Da allora, sono passati quasi tre anni, nel corso dei quali Ottolenghi ha visto gggente e ha fatto cose, ingrandendo quello che si profila come uno dei prossimi imperi del food, con uno sbarco in televisione che ha fatto storcere il naso a qualche purista. E anche se, nel mezzo, l'uscita di un capolavoro come Jerusalem avrebbe dovuto tranquillizzare gli ansiosi, in merito alla serietà, alla coerenza e all'affidabilità del suo autore, un po' di timore restava. Ce l'avrebbe fatta, Yotam, a resistere alle pressioni dello chef system, al fiato sul collo degli editori, alla tendenza ormai consolidata che riduce la creatività dei grandi cuochi a meri brand commerciali e i loro locali a fredde catene di franchising?
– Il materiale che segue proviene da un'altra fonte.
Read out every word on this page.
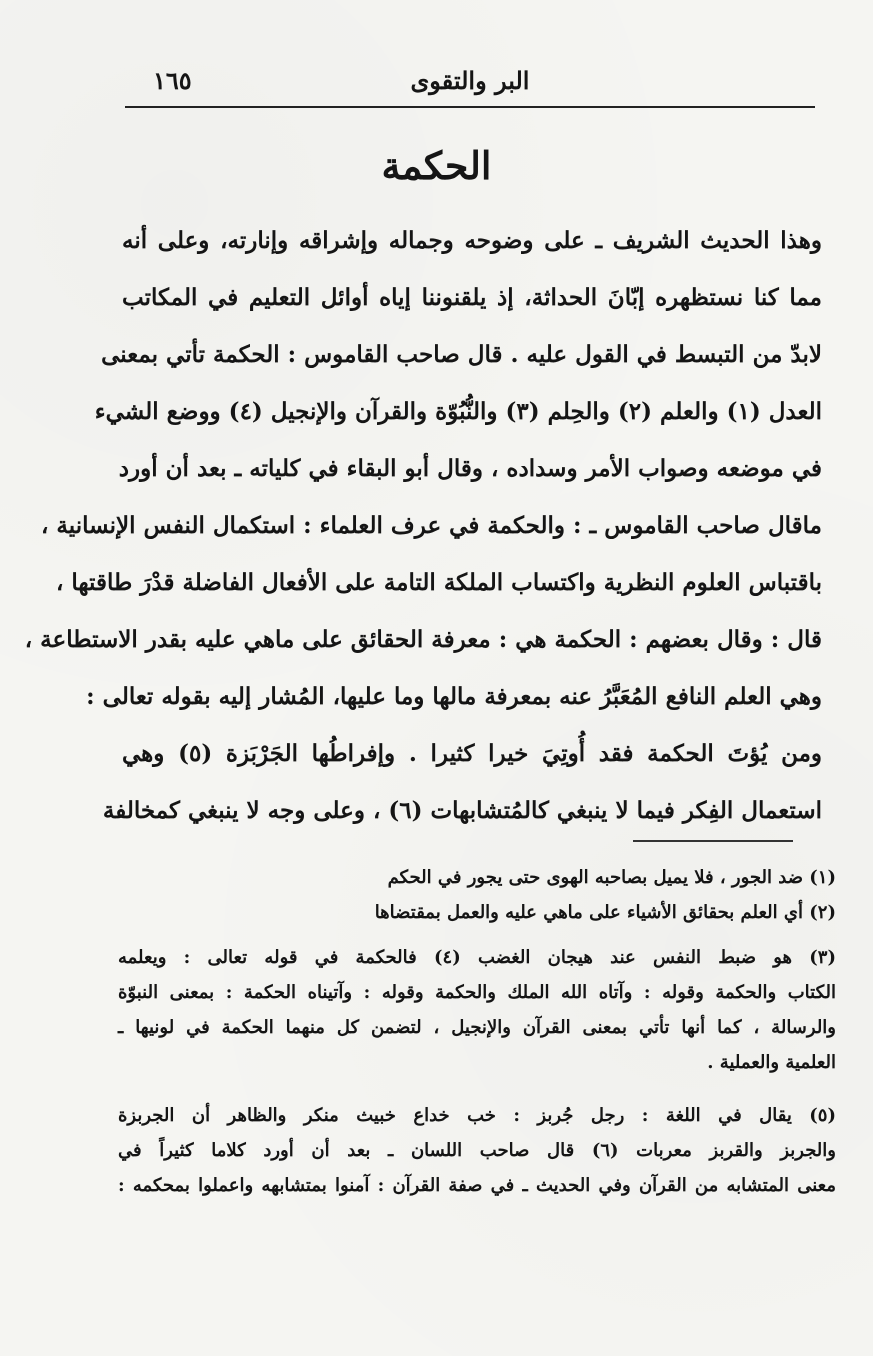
البر والتقوى
١٦٥
الحكمة
وهذا الحديث الشريف ـ على وضوحه وجماله وإشراقه وإنارته، وعلى أنه
مما كنا نستظهره إبّانَ الحداثة، إذ يلقنوننا إياه أوائل التعليم في المكاتب
لابدّ من التبسط في القول عليه . قال صاحب القاموس : الحكمة تأتي بمعنى
العدل (١) والعلم (٢) والحِلم (٣) والنُّبُوّة والقرآن والإنجيل (٤) ووضع الشيء
في موضعه وصواب الأمر وسداده ، وقال أبو البقاء في كلياته ـ بعد أن أورد
ماقال صاحب القاموس ـ : والحكمة في عرف العلماء : استكمال النفس الإنسانية ،
باقتباس العلوم النظرية واكتساب الملكة التامة على الأفعال الفاضلة قدْرَ طاقتها ،
قال : وقال بعضهم : الحكمة هي : معرفة الحقائق على ماهي عليه بقدر الاستطاعة ،
وهي العلم النافع المُعَبَّرُ عنه بمعرفة مالها وما عليها، المُشار إليه بقوله تعالى :
ومن يُؤتَ الحكمة فقد أُوتِيَ خيرا كثيرا . وإفراطُها الجَرْبَزة (٥) وهي
استعمال الفِكر فيما لا ينبغي كالمُتشابهات (٦) ، وعلى وجه لا ينبغي كمخالفة
(١) ضد الجور ، فلا يميل بصاحبه الهوى حتى يجور في الحكم
(٢) أي العلم بحقائق الأشياء على ماهي عليه والعمل بمقتضاها
(٣) هو ضبط النفس عند هيجان الغضب (٤) فالحكمة في قوله تعالى : ويعلمه
الكتاب والحكمة وقوله : وآتاه الله الملك والحكمة وقوله : وآتيناه الحكمة : بمعنى النبوّة
والرسالة ، كما أنها تأتي بمعنى القرآن والإنجيل ، لتضمن كل منهما الحكمة في لونيها ـ
العلمية والعملية .
(٥) يقال في اللغة : رجل جُربز : خب خداع خبيث منكر والظاهر أن الجربزة
والجربز والقربز معربات (٦) قال صاحب اللسان ـ بعد أن أورد كلاما كثيراً في
معنى المتشابه من القرآن وفي الحديث ـ في صفة القرآن : آمنوا بمتشابهه واعملوا بمحكمه :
Queste ed altre domande erano quelle che si affacciavano alla mente delle Starbookers, davanti a un Plenty More fresco di stampa. Ed erano domande legittime- rese tali e dall'andazzo della contemporaneità e dall'amore che nutriamo da tempi non sospetti verso questo autore. Tant'è che, contrariamente alle abitudini, la sua ultima fatica non ha scalato la lista di attesa né ha goduto di corsie preferenziali, da tanto gli entusiasmi erano tenuti a freno dai timori di cui sopra.
Ma oggi, a Starbook finito e a ricette archiviate, possiamo finalmente tirare un sospriro di sollievo, su quella che è stata l'ennesima marcia trionfale targata Ottolenghi. Che non solo non ha deluso ma, tanto per cambiare, ha sorpreso, entusiasmato, a volte quasi commosso, sfoderando l'inventiva di sempre, coniugata a quell'eticità che lo conferma una "voce sola" in un panorama di star sempre più impegnate a mettere se stesse sulla ribalta-e non la loro arte.
Abbiamo scoperto ricette originali, sorprendenti, divertenti, imparando tecniche e sapori nuovi- e questo quando pensavamo di sapere già tutto; abbiamo compreso che ogni ingrediente, anche il più piccolo, anche il più povero, concorre in egual misura alla riuscita della resa finale e che il pizzico di una spezia, piuttosto che di un'altra, non è un'espressione gastronomica, ma un'operazione del gusto; e che le Cinquanta sfumature che ci interessano per davvero sono quelle che Ottolenghi riesce a modulare su una tavolozza di sapori solo in apparenza definiti e che, una volta nel piatto, ci svelano orizzonti impensabili e irresistibili.
Al centro, ovviamente, l'umiltà di questo genio, di un uomo che sa fare un passo indietro, sa mettersi in ascolto, sa accordare la sua voce a quella dei prodotti che usa, senza mai abusarne, in nome di una creatività tutta cerebrale e solipsista: la cucina di Yotam è "di testa e di cuore", di palato e di sensi, di creatività e di tradizione, di poesia e di ragione, un inno altissimo all'incontro felice fra l'uomo e la terra,di cui tutti, nessuno escluso, dovremmo fare tesoro e da cui tutti, nessuno escluso, dovremmo prendere esempio.
Alla prossima, con lo Starbook di Marzo!